Amener l’Etat du Sénégal à autoriser l’administration de produits contraceptifs tels que le DMPA-SC dans les pharmacies privées. C’est là le projet partagé, ce jeudi, avec la presse-santé par l’ONG Action Et Développement (AcDev) qui le porte depuis huit mois, maintenant.
Mais un obstacle majeur se dresse devant elle. Car, bien que les pharmaciens soient formés dans l’administration des injections, la loi ne leur permet pas d’en administrer.
« Le Ministère de la santé doit aider à faire en sorte que dans les pharmacies privées les pharmaciens et employés de pharmacies aient le droit d’administrer le DMPA-SC y compris l’initiation des clientes à l’auto-injection », a plaidé Momar Talla Seck, responsable du projet de plaidoyer règlementaire pour l’extension de l’offre de services du DMPA-SC dans les pharmacies privées du Sénégal.
Le DMPA est un contraceptif progestatif courant qui signifie « dépôt médroxyprogestérone acétate » (en anglais), et « acétate de médroxyprogestérone dépôt » (en français). Il existe en deux modes d’administration : Intramusculaire et sous cutané.
Ce nouvel injectable a permis de mettre en évidence son potentiel à attirer de nouvelles utilisatrices de la planification familiale et à donner aux femmes plus d’autonomie et de contrôle sur leurs décisions de planification familiale.
Des pays africains comme la Côte d’Ivoire, la Zambie, le Nigeria, le Niger etc. tirent grand bien dans l’offre des méthodes contraceptives dans les pharmacies et dans les dépôts de vente de médicaments parce que reconnue comme une intervention à haut impact prometteuse et implémentée.
Au Sénégal, il est déjà offert par les prestataires dans les structures publiques d’offre de services, dans certaines cliniques privées et les cliniques privées des ONG AcDev, ASBEF, MSI, etc. et également au niveau communautaire dans les cases de santé. Il n’est aussi distribué dans les pharmacies privées (officines) que pour la vente uniquement.
« L’injection de ces produits, ce n’est pas compliqué, c’est comme quand on utilise l’insuline. On ne peut pas comprendre qu’on puisse autoriser les Agents de santé communautaire (ASC) à faire ce genre de prestation, et qu’on l’interdise aux pharmaciens qui, en 4ème année d’études, ont acquis des connaissances en soins infirmiers.
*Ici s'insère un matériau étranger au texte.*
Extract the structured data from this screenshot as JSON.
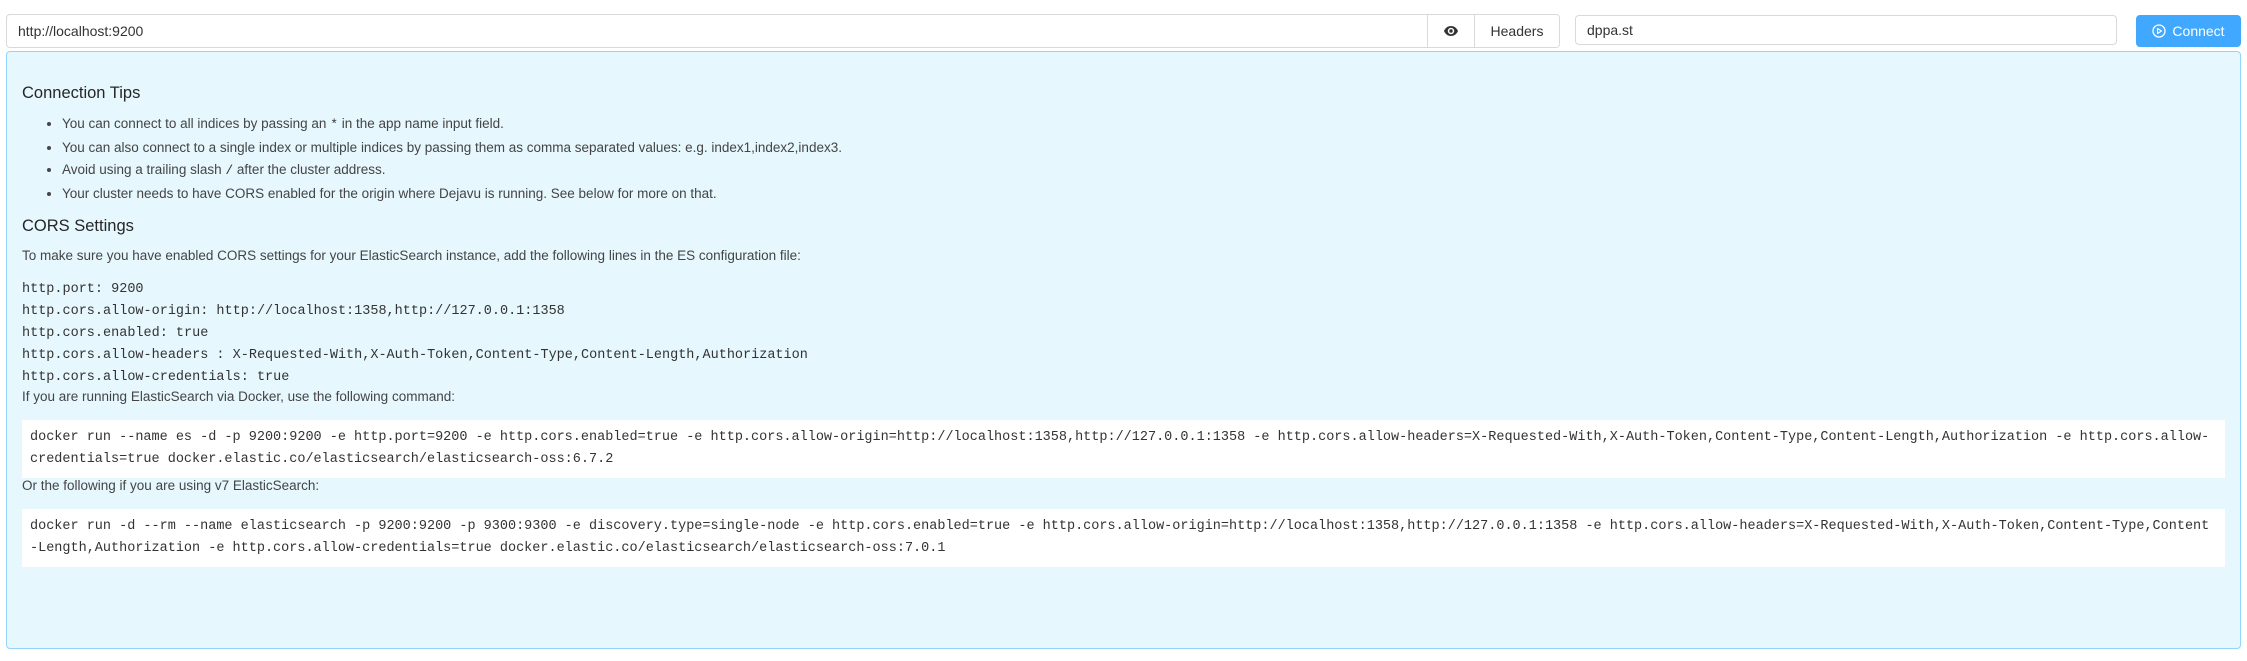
{
  "toolbar": {
    "url_value": "http://localhost:9200",
    "headers_label": "Headers",
    "app_value": "dppa.st",
    "connect_label": "Connect",
    "accent_color": "#40a9ff"
  },
  "tips": {
    "title": "Connection Tips",
    "items": [
      {
        "before": "You can connect to all indices by passing an ",
        "code": "*",
        "after": " in the app name input field."
      },
      {
        "before": "You can also connect to a single index or multiple indices by passing them as comma separated values: e.g. index1,index2,index3.",
        "code": "",
        "after": ""
      },
      {
        "before": "Avoid using a trailing slash ",
        "code": "/",
        "after": " after the cluster address."
      },
      {
        "before": "Your cluster needs to have CORS enabled for the origin where Dejavu is running. See below for more on that.",
        "code": "",
        "after": ""
      }
    ]
  },
  "cors": {
    "title": "CORS Settings",
    "intro": "To make sure you have enabled CORS settings for your ElasticSearch instance, add the following lines in the ES configuration file:",
    "config_lines": [
      "http.port: 9200",
      "http.cors.allow-origin: http://localhost:1358,http://127.0.0.1:1358",
      "http.cors.enabled: true",
      "http.cors.allow-headers : X-Requested-With,X-Auth-Token,Content-Type,Content-Length,Authorization",
      "http.cors.allow-credentials: true"
    ],
    "docker_intro": "If you are running ElasticSearch via Docker, use the following command:",
    "docker_cmd": "docker run --name es -d -p 9200:9200 -e http.port=9200 -e http.cors.enabled=true -e http.cors.allow-origin=http://localhost:1358,http://127.0.0.1:1358 -e http.cors.allow-headers=X-Requested-With,X-Auth-Token,Content-Type,Content-Length,Authorization -e http.cors.allow-credentials=true docker.elastic.co/elasticsearch/elasticsearch-oss:6.7.2",
    "v7_intro": "Or the following if you are using v7 ElasticSearch:",
    "v7_cmd": "docker run -d --rm --name elasticsearch -p 9200:9200 -p 9300:9300 -e discovery.type=single-node -e http.cors.enabled=true -e http.cors.allow-origin=http://localhost:1358,http://127.0.0.1:1358 -e http.cors.allow-headers=X-Requested-With,X-Auth-Token,Content-Type,Content-Length,Authorization -e http.cors.allow-credentials=true docker.elastic.co/elasticsearch/elasticsearch-oss:7.0.1"
  }
}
C’est une aberration », a regretté M. Seck.
L’objectif d’AcDev à travers ce projet est de contribuer à l’augmentation du taux de prévalence contraceptive au Sénégal qui se situe actuellement à 26%.
L’Enquête démographique et de santé EDS-2019 au Sénégal révèle que les pharmacies constituent la première source d’approvisionnement en contraceptifs modernes au sein du secteur privé de la santé.
L’offre d’injectables aux clientes de PF volontaire par les pharmacies privées est inscrite au rang des interventions à haut impact sur la planification familiale (PF), afin d’atteindre l’objectif de 46% de taux de prévalence contraceptive (TPC) en 2026 et de réduire les besoins non satisfaits de 25,2% à 10%. Tout ceci, dans le but de baisser la mortalité maternelle et d’accélérer la transition démographique pour un Sénégal émergent en 2035, relève M. Seck.
L’impossibilité d’être sous contraception et son corolaire de malheurs
Sur 1,9 milliard de femmes en âge de procréer (15-49 ans) dans le monde, 1,1 milliard ont besoin de planification familiale ; parmi celles-ci, 842 millions utilisent des méthodes de contraception, et 270 millions n’ont pas accès à la contraception dont elles ont besoin, souligne un rapport de l’Organisation mondiale de la santé, publié en 2019.
Pourtant, 214 millions de femmes et de filles ont un besoin de contraception non satisfait, ce qui signifie qu’elles veulent éviter ou retarder une grossesse mais n’utilisent aucune méthode contraceptive.
Selon la même source, ce besoin non satisfait entraîne 111 millions de grossesses non désirées chaque année, ce qui représente 49 % de toutes les grossesses dans les pays à revenu faible et intermédiaire (PRFI).
Ainsi en Afrique, 24 % de personnes n’ont pas accès à la planification familiale. Plus de 100 000 femmes en Afrique de l’Ouest et du Centre meurent chaque année des causes liées à la grossesse évitable, plus que dans toute autre région du monde, ajoute au même moment une étude de l’UNFPA.